Hacker News new | ask | show | jobs
Communication Logs: Handling 250M SMS messages a day (infobip.com)
27 points by Parseco 3844 days ago
4 comments

They mention using Neo4j instead of a relational database. Recently I needed to implement a friendship data model, and started off using Neo4j because it seemed like the best tool for the task, but ended up using essentially the following model in Postgres:

    CREATE TABLE friendship (
     person1 INT NOT NULL,
     person2 INT NOT NULL,
     PRIMARY KEY (person1, person2),
     CHECK (person1 < person2)
    );
    CREATE INDEX friendship_person2 ON friendship(person2);


    CREATE VIEW friendship_view AS
    SELECT person1 AS person, person2 AS friend 
    FROM friendship
    UNION
    SELECT person2 AS person, person1 AS friend FORM friendship;
taken from here: http://www.postgresql.org/message-id/20141111201127.d80b6bc4...

What do you folks think? It seems like this would be the densest way to store the relationship, using the checked constraint trick with the IDs so you don't need duplicate records to store Alice and Bob's friendship as {A -> B, B -> A} if the friendship is inherently bidirectional (vs a followed/follower model), and doesn't preclude one from storing the data in another isomorphic structure that might be optimized for specific queries. I'm sure it's possible to replicate this with Neo4j, but it felt cumbersome programming that in Java versus expressing that in SQL. But I'd really like to use Neo4j in an OLTP environment, but still haven't had enough of an impetus yet because WITH RECURSIVE in postgres works well if the recursion depth is capped.

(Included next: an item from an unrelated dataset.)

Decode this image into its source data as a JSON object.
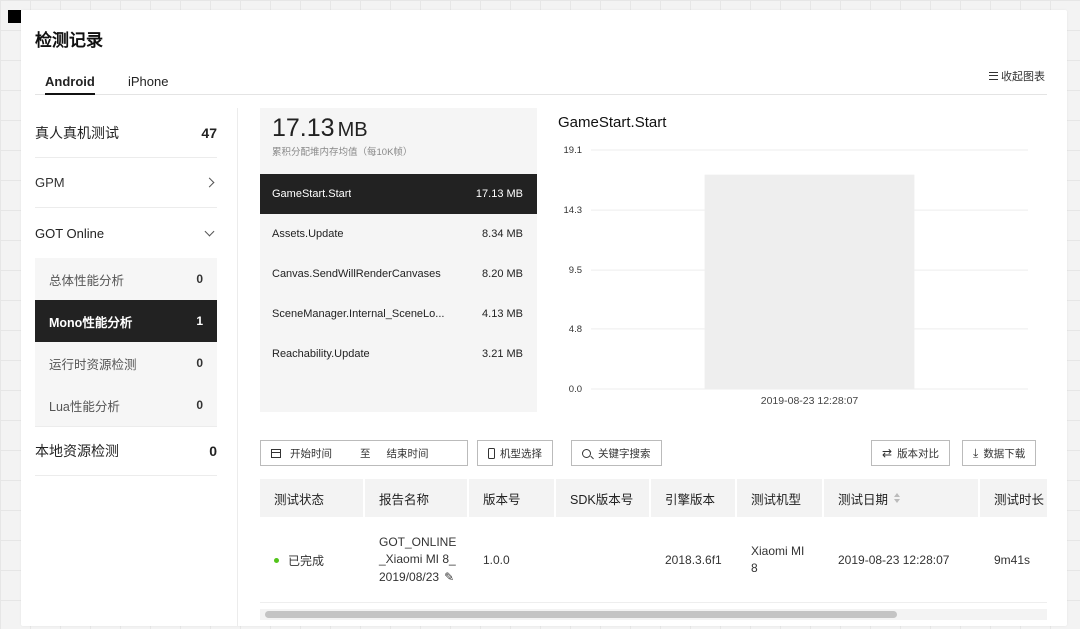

Your `friendship` table is a simple adjacency list representation for an undirected graph. As you point out, the main trouble in using a relational database for a true graph model is to process graph traversals, which you can do with nested inner queries, joins, or Postgres' WITH RECURSIVE. A graph database, for that reason, is usually optimized as a very efficient sequential JOIN machine, where you can imagine successive JOINS as connecting the endpoints of edges along a graph path.

By the way, if you're interested in graph representations for efficient querying, check out TripleStores [1], and the Wiki list on subject-predicate-object databases [2].

[1] https://en.wikipedia.org/wiki/Triplestore [2] https://en.wikipedia.org/wiki/List_of_subject-predicate-obje...

Thanks! I was just reading the neo4j source and noticed the bitmap indexes which apparently have several advantages to B-tree indexes for indexing graphs:

https://github.com/neo4j/neo4j/tree/3.0/community/lucene-ind...

ps:

http://stackoverflow.com/questions/9541541/b-tree-vs-bitmap-...

https://en.wikipedia.org/wiki/Bitmap_index

Thanks for showing me triplestores! Good to know that it's better to use a database engine optimized for triples for graphs vs rolling your own in SQL.

Worst-case, you'd have to process input at a sustained rate of (140×250×1000000)/(24×3600) = 405093 B/s.

I certainly hope your system can manage 400kBps throughput.

You're assuming a constant arrival rate and zero overhead. Both of which are definitely not accurate.

As a wild guess, you're off by 1000x. You may say 400MBps is still not too crazy, but it's beyond the real capacity of many systems out there.

Of course those aren't sane assumptions, but if the peak rate were the significant information, why would they title the article with the per-day rate? It smells like someone decided "250 million is a large enough number to scare people". Fuck that.

Even if peak "instantaneous" flow is 400MBps, considering that SMS already has seconds to minutes of latency, a bit of buffering shouldn't be a big deal.

They start the article by saying they make six (not necessarily serial) network roundtrips for each message which indicates that something is horribly wrong with the design of their system. Their code needs to bill each SMS to the sender, send the SMS to the telco, and log successes and failures in a way that's searchable later. The rest of the article describes their terribly overwrought approach to these tasks. With so much enterprise software and so little actual discussion of the problem domain, there's no way they're butting up against anything interesting enough to merit a HN submission.

isn't this the minmax of the peak rate?
What's Infobip pricing for numbers and SMS in US?
Nice work, but to be fair 250M msgs per day is not at all impressive.